Brazil's insistence that WhatsApp and its parent Facebook turn over information sent over the messaging app is forcing criminals based in that country to find other secure ways communicate.
That nation's courts this week froze the $6 million being held in Facebook's Brazilian bank account over encryption issues involving the messaging app. Actions such as this, tied to earlier moves by the Brazilian legal system, have pushed Brazilian cybercriminals to change their method of communication shifting to more secure messaging systems like Telegram.
Trend Micro blogger Deep Web cited the two main reasons for the change. In December 2015, and again in May, WhatsApp was temporarily shut down in Brazil by the courts forcing cybercriminals to find an alternative way to chat, next Brazilian courts began to require that Facebook/WhatsApp provide information that was transmitted over the messaging app relating to on-going criminal investigations.
Deep Web said that from a criminal's perspective shifting over to Telegram was a no-brainer.

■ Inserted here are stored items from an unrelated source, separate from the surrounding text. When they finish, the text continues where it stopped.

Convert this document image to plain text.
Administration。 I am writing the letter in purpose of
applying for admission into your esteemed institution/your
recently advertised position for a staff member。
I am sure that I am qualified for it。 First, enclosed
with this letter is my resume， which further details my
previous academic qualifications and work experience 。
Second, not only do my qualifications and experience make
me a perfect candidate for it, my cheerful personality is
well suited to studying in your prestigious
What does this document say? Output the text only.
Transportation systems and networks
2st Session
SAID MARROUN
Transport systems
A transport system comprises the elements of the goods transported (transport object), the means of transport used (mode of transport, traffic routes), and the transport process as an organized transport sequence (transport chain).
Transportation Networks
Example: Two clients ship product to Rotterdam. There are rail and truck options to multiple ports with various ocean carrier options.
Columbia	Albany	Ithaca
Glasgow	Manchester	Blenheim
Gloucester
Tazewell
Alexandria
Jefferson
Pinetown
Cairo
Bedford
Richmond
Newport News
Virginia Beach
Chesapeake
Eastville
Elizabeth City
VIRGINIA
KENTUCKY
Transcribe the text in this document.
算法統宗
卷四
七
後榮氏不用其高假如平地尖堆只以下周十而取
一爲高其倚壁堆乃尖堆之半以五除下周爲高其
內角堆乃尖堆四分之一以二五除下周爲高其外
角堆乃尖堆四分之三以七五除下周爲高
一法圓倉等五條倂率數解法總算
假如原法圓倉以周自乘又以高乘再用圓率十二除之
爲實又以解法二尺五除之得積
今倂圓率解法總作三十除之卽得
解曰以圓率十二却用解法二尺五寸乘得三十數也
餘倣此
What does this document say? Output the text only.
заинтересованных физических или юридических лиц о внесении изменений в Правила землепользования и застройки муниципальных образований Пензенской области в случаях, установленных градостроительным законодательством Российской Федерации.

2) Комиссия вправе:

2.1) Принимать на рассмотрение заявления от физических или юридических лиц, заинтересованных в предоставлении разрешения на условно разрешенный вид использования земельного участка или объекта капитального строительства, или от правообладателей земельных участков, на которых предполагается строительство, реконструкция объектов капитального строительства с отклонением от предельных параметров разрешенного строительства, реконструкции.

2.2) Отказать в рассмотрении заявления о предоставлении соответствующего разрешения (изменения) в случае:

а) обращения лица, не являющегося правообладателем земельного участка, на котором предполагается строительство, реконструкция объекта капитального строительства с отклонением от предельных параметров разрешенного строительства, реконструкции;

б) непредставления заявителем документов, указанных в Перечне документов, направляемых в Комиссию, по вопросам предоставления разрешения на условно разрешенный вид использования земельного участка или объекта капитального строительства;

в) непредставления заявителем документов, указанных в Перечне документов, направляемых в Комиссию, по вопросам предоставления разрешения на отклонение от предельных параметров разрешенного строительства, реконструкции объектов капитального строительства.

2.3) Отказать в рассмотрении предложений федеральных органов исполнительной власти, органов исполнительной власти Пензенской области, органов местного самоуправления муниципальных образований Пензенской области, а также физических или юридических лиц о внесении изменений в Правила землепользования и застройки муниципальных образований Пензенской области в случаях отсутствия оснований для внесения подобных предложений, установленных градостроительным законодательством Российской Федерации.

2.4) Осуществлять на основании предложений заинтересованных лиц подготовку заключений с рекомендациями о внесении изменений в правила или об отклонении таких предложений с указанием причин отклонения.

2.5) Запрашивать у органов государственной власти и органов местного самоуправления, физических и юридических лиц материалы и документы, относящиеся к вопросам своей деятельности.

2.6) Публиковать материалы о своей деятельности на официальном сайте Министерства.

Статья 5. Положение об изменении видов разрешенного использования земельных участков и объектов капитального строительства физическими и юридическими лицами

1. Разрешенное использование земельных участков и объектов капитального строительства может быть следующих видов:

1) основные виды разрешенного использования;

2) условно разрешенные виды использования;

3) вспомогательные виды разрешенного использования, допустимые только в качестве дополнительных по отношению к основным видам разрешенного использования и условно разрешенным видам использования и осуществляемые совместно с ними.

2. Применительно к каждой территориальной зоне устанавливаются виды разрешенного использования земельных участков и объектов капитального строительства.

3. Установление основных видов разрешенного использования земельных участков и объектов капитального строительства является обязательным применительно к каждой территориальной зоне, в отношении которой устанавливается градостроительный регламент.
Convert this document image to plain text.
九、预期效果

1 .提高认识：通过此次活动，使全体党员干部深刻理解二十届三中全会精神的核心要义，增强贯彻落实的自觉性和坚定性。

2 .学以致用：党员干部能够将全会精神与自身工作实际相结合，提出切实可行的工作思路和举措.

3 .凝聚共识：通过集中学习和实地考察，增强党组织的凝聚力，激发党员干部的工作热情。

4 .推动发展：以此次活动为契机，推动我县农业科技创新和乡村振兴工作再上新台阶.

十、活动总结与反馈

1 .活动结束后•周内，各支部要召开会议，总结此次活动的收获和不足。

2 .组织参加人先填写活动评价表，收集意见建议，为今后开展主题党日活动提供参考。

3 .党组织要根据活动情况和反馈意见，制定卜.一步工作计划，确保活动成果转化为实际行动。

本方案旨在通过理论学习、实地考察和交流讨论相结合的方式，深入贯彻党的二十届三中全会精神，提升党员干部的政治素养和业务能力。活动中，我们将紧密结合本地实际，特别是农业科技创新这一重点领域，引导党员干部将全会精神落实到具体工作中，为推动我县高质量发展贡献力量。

”We believe cybercriminals opted for Telegram because, like WhatsApp, it encrypts the messages sent over its network. That said, law enforcement agencies can't easily prove the illicit nature of cybercriminal transactions conducted via the service. Users can also create and chat with large groups of people at the same time, much like forum pages, where a lot of cybercriminal deals and communications occur,” Deep Web wrote.
Since WhatsApp is fully encrypted, Facebook has said it cannot supply the requested information.
The relationship between the social media giant and Brazil has become so strained that in March Diego J. Dzodan, vice president for Latin America at Facebook was picked up by authorities on obstruction and contempt charges.
Trend Micro indicated that the Brazilian bad guys have quickly settled into the Telegram universe offering a wide variety of products for sale, ranging from stolen credit card numbers to hacked Netflix accounts. The fact that these people were able to so quickly adjust might have had something to do with their age.
“Based on some posts we found, the sellers of stolen credentials are still in high school, most likely younger than 20 years old," Deep Web wrote. "We're not sure if they work alone or in groups. But most are certainly self-taught/self-starters, obtaining knowledge and skills by joining and participating in forums–judging by the number of hacking/carding tutorials and how-to guides they share with other group members.”